Volume 16, Issue 1 (12-2024)
Abstract
Hepatocellular carcinoma, predominant form of liver cancer, is the main cause of death in patients with liver cirrhosis. Podophyllotoxin, a natural anticancer compound, has ideal anti-tumor properties. However, its use is limited due to poor solubility and bioavailability. Finding a suitable drug delivery system have great importance in improving the bioavailability of podophyllotoxin. In this study, mPEG-PCL nanoparticles have been used for delivery of podophyllotoxin to liver cancer cells. mPEG-PCL copolymers were synthesized and characterized by DLS, FTIR and NMR analyses methods. The critical micellization concentration was 0.055 µg/ml. The z-average and surface charge of micelle was 186 ± 12 nm and -5.13 mV, respectively. podophyllotoxin was loaded in micelles in different w/w ratios of drug: copolymer. The size of the nanodrug was 214 ± 20 nm and the weight ratio of 1:1 with encapsulation efficiency of 77.36 ± 1.23 % was selected as the optimal ratio.
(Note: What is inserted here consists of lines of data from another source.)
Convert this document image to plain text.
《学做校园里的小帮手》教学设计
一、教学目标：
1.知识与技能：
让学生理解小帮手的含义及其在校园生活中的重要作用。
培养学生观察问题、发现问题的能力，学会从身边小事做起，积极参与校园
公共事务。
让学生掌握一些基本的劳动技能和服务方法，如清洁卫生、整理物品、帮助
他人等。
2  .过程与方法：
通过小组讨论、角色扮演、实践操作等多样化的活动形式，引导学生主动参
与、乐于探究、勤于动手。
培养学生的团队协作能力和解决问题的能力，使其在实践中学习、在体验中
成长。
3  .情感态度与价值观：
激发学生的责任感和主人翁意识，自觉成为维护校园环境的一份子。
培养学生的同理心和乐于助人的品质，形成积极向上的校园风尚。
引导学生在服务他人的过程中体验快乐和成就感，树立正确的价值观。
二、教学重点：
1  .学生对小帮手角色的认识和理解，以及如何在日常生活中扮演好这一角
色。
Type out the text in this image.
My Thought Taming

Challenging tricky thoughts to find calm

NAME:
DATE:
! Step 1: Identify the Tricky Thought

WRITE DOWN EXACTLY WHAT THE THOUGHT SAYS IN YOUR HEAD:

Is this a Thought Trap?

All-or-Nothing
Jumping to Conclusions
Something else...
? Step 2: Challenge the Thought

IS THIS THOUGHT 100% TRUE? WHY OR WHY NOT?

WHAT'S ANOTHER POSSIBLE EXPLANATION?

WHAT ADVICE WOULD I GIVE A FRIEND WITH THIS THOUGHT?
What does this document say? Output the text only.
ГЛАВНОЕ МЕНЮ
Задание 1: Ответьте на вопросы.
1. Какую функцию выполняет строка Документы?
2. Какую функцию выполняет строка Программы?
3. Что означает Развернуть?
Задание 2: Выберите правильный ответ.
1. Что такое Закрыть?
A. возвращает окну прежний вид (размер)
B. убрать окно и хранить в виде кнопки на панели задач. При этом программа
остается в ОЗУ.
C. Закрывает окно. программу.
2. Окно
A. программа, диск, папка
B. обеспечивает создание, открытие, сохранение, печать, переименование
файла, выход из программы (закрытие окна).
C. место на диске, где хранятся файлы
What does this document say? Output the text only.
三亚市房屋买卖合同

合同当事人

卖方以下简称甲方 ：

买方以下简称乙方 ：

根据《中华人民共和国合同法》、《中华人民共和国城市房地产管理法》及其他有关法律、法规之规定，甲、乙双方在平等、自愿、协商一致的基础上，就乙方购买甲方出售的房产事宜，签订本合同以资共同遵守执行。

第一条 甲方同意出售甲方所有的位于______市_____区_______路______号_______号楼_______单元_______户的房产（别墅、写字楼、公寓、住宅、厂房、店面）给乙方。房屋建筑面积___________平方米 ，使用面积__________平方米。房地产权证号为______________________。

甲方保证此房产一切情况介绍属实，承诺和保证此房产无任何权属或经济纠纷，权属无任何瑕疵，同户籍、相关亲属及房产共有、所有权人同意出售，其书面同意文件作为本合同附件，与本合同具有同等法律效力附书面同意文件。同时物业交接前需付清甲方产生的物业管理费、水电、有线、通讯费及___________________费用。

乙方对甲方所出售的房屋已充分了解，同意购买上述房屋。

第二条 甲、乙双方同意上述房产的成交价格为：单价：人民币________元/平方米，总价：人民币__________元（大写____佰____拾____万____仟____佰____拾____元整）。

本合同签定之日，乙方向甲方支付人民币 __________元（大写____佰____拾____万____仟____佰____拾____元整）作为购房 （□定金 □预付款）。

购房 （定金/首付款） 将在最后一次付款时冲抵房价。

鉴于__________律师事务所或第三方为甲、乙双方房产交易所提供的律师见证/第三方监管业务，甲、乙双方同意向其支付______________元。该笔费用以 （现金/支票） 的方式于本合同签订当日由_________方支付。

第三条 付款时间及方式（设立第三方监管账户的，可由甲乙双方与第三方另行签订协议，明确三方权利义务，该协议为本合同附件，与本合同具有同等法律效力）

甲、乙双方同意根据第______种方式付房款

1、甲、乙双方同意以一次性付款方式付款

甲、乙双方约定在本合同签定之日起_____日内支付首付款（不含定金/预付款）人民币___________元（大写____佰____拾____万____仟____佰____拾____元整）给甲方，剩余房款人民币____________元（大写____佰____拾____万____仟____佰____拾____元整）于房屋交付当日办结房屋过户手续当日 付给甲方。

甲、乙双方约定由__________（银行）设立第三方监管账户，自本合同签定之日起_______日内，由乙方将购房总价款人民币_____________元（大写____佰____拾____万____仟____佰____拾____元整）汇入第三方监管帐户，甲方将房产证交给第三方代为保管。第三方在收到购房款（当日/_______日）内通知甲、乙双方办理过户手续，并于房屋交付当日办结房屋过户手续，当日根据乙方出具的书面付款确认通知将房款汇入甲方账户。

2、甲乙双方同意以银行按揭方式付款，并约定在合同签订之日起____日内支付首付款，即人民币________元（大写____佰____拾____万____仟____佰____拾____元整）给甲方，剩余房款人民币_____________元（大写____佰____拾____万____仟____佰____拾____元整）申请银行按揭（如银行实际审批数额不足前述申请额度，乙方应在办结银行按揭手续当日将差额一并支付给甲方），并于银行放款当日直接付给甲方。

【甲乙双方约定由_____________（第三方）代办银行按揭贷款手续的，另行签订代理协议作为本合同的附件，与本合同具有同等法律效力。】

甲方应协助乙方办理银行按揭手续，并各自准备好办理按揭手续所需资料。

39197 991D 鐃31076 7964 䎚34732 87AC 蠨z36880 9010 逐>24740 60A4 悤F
The drug release results showed a significant difference between the rapid release of free podophyllotoxin and the more stable release of the loaded drug. At 37°C, drug release was higher, which was attributed to the destruction of polymersome structure at this temperature. According to the cytotoxicity study, the IC50 value for nanodrug (8.64 μg/ml) was lower than the IC50 value for the free drug (12.79 μg/ml), which showed the effect of improved cytotoxicity of nanodrug compared to the free drug. The results proved the polymersome can be potential carriers for delivery, controllable release and improve the toxicity effect of podophyllotoxin in cancer chemotherapy.